Todos iguais. No Planalto, a acusação contra o presidente foi recebida como mais uma tentativa de “transformar políticos e partidos em organizações criminosas”, segundo definiu um interlocutor de Temer.

‘Nós não vai ser preso’. Apesar do novo capítulo da crise, o governo minimiza o risco de piora no clima político. A aposta continua sendo a de tentar retomar a reforma da Previdência assim que a reforma política for concluída.

Romperam. Eduardo Cunha já escreveu nova carta da prisão em Curitiba para rebater a delação do operador Lúcio Funaro, seu ex-melhor amigo.

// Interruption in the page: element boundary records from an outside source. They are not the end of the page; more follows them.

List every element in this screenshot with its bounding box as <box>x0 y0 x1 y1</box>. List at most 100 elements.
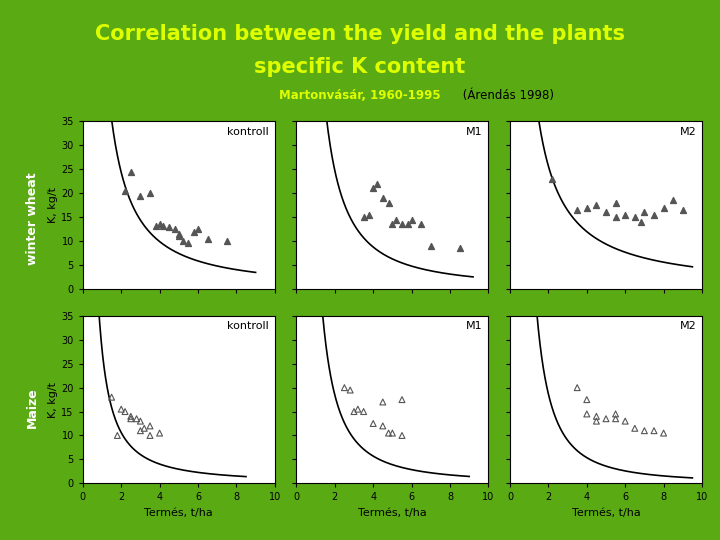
Point <box>629 424 641 433</box>
Point <box>396 431 408 440</box>
Text: kontroll: kontroll <box>228 126 269 137</box>
Point <box>125 412 137 421</box>
Text: (Árendás 1998): (Árendás 1998) <box>459 89 554 102</box>
Point <box>406 215 418 224</box>
Point <box>338 383 350 392</box>
Point <box>358 407 369 416</box>
Point <box>189 227 200 236</box>
Point <box>546 174 558 183</box>
Point <box>183 239 194 248</box>
Point <box>131 414 143 423</box>
Point <box>581 395 593 404</box>
Point <box>352 405 364 414</box>
Point <box>163 222 175 231</box>
Point <box>658 203 670 212</box>
Text: M2: M2 <box>680 321 696 331</box>
Point <box>619 417 631 426</box>
Point <box>221 237 233 245</box>
Point <box>635 218 647 226</box>
Point <box>377 422 389 430</box>
Point <box>372 179 383 188</box>
Point <box>454 244 465 253</box>
X-axis label: Termés, t/ha: Termés, t/ha <box>145 508 213 518</box>
Text: winter wheat: winter wheat <box>26 172 39 265</box>
Point <box>387 429 398 437</box>
Point <box>572 206 583 214</box>
Point <box>115 405 127 414</box>
Point <box>402 220 413 228</box>
Point <box>581 203 593 212</box>
Point <box>600 208 612 217</box>
Text: M1: M1 <box>466 321 482 331</box>
Point <box>144 422 156 430</box>
Point <box>120 407 131 416</box>
Text: M2: M2 <box>680 126 696 137</box>
Point <box>667 196 679 205</box>
Point <box>396 220 408 228</box>
Point <box>590 417 602 426</box>
Point <box>154 220 166 228</box>
Point <box>572 383 583 392</box>
Point <box>173 232 184 241</box>
Point <box>415 220 427 228</box>
Point <box>390 215 402 224</box>
Point <box>169 225 181 233</box>
Text: Maize: Maize <box>26 387 39 428</box>
Point <box>610 213 621 221</box>
Point <box>377 194 389 202</box>
Point <box>135 191 146 200</box>
Point <box>610 414 621 423</box>
Text: M1: M1 <box>466 126 482 137</box>
Text: Correlation between the yield and the plants: Correlation between the yield and the pl… <box>95 24 625 44</box>
Point <box>590 412 602 421</box>
Point <box>648 427 660 435</box>
Point <box>158 221 169 230</box>
Point <box>600 414 612 423</box>
Point <box>383 199 395 207</box>
Point <box>192 225 204 233</box>
Point <box>619 211 631 219</box>
Point <box>150 221 161 230</box>
Point <box>648 211 660 219</box>
Point <box>677 206 688 214</box>
Point <box>202 234 213 243</box>
Point <box>125 414 137 423</box>
Point <box>639 427 650 435</box>
Point <box>154 429 166 437</box>
Point <box>344 386 356 394</box>
Point <box>138 424 150 433</box>
Point <box>383 429 395 437</box>
Point <box>581 410 593 418</box>
Text: Martonvásár, 1960-1995: Martonvásár, 1960-1995 <box>279 89 441 102</box>
Point <box>112 431 123 440</box>
Point <box>144 431 156 440</box>
Point <box>367 184 379 193</box>
Point <box>144 189 156 198</box>
Text: specific K content: specific K content <box>254 57 466 77</box>
Point <box>367 419 379 428</box>
Point <box>177 237 189 245</box>
Point <box>387 220 398 228</box>
Y-axis label: K, kg/t: K, kg/t <box>48 382 58 417</box>
Point <box>658 429 670 437</box>
Point <box>120 186 131 195</box>
Point <box>135 417 146 426</box>
Point <box>106 393 117 402</box>
Y-axis label: K, kg/t: K, kg/t <box>48 187 58 223</box>
Point <box>364 211 375 219</box>
Point <box>629 213 641 221</box>
Point <box>173 230 184 238</box>
Text: kontroll: kontroll <box>228 321 269 331</box>
Point <box>396 395 408 404</box>
X-axis label: Termés, t/ha: Termés, t/ha <box>572 508 640 518</box>
Point <box>348 407 360 416</box>
Point <box>425 241 436 250</box>
Point <box>610 199 621 207</box>
Point <box>377 397 389 406</box>
Point <box>590 201 602 210</box>
Point <box>610 410 621 418</box>
Point <box>125 167 137 176</box>
Point <box>639 208 650 217</box>
Point <box>135 427 146 435</box>
Point <box>358 213 369 221</box>
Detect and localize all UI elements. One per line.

Tenso. Mais do que o silêncio de Geddel Vieira Lima, o do irmão dele, o deputado Lúcio Vieira Lima (PMDB-BA), que está solto, tem provocado inquietação no Planalto.

Fila. O ex-presidente Fernando Henrique Cardoso e os ex-ministros José Eduardo Cardozo e Nelson Jobim prestam depoimento hoje, por videoconferência, à Justiça Federal em Brasília.

Conta tudo. Eles foram arrolados como testemunhas de defesa de Lula, acusado de tráfico de influência na compra de caças e edição de medidas provisórias.

Saidinha. Em prisão domiciliar, a doleira Nelma Kodama tentou conseguir convite para assistir à pré-estreia do filme Polícia Federal – A Lei é Para Todos, no qual é retratada. Foi ignorada. Nelma processa os produtores do filme. Quer participação nos lucros.

Sonha alto. Aliados do ministro da Secretaria de Governo, Moreira Franco, dizem que ele pode disputar uma cadeira no Senado, em 2018. No PMDB, porém, há quem diga que ele pode ser candidato a vice-presidente da República. Se vencer, garante foro privilegiado. Ele foi acusado de envolvimento em esquema de corrupção, o que nega.

CLICK. No Vietnã, o chanceler Aloysio Nunes recebeu apoio do país à reforma do Conselho de Segurança da ONU e à entrada do Brasil como membro permanente.

Foto: Ministério das Relações Exteriores

Vem cá. O deputado Carlos Melles (DEM-MG) busca apoio para convidar Marcello Miller a se explicar na Comissão de Fiscalização e Controle da Câmara. “Não é uma convocação, como em caso de CPI, mas será um constrangimento para ele negar comparecer”, avalia o líder do DEM, Efraim Filho (PB).

Cabeças-pretas. O deputado federal Betinho Gomes (PSDB-PE) deflagrou movimento em defesa da candidatura própria do PSDB ao governo de Pernambuco.

Divergência. É uma reação às costuras para que o PSDB integre chapa de apoio ao senador Fernando Bezerra (PMDB), ocupando uma vaga para o Senado na aliança.

Pronto, Falei!

“Enquanto enganava milhões de brasileiros e cometia crimes, ele não pensou em Deus”, do deputado Fernando Francischini sobre Joesley Batista ter aparecido com um terço pouco antes de sua prisão.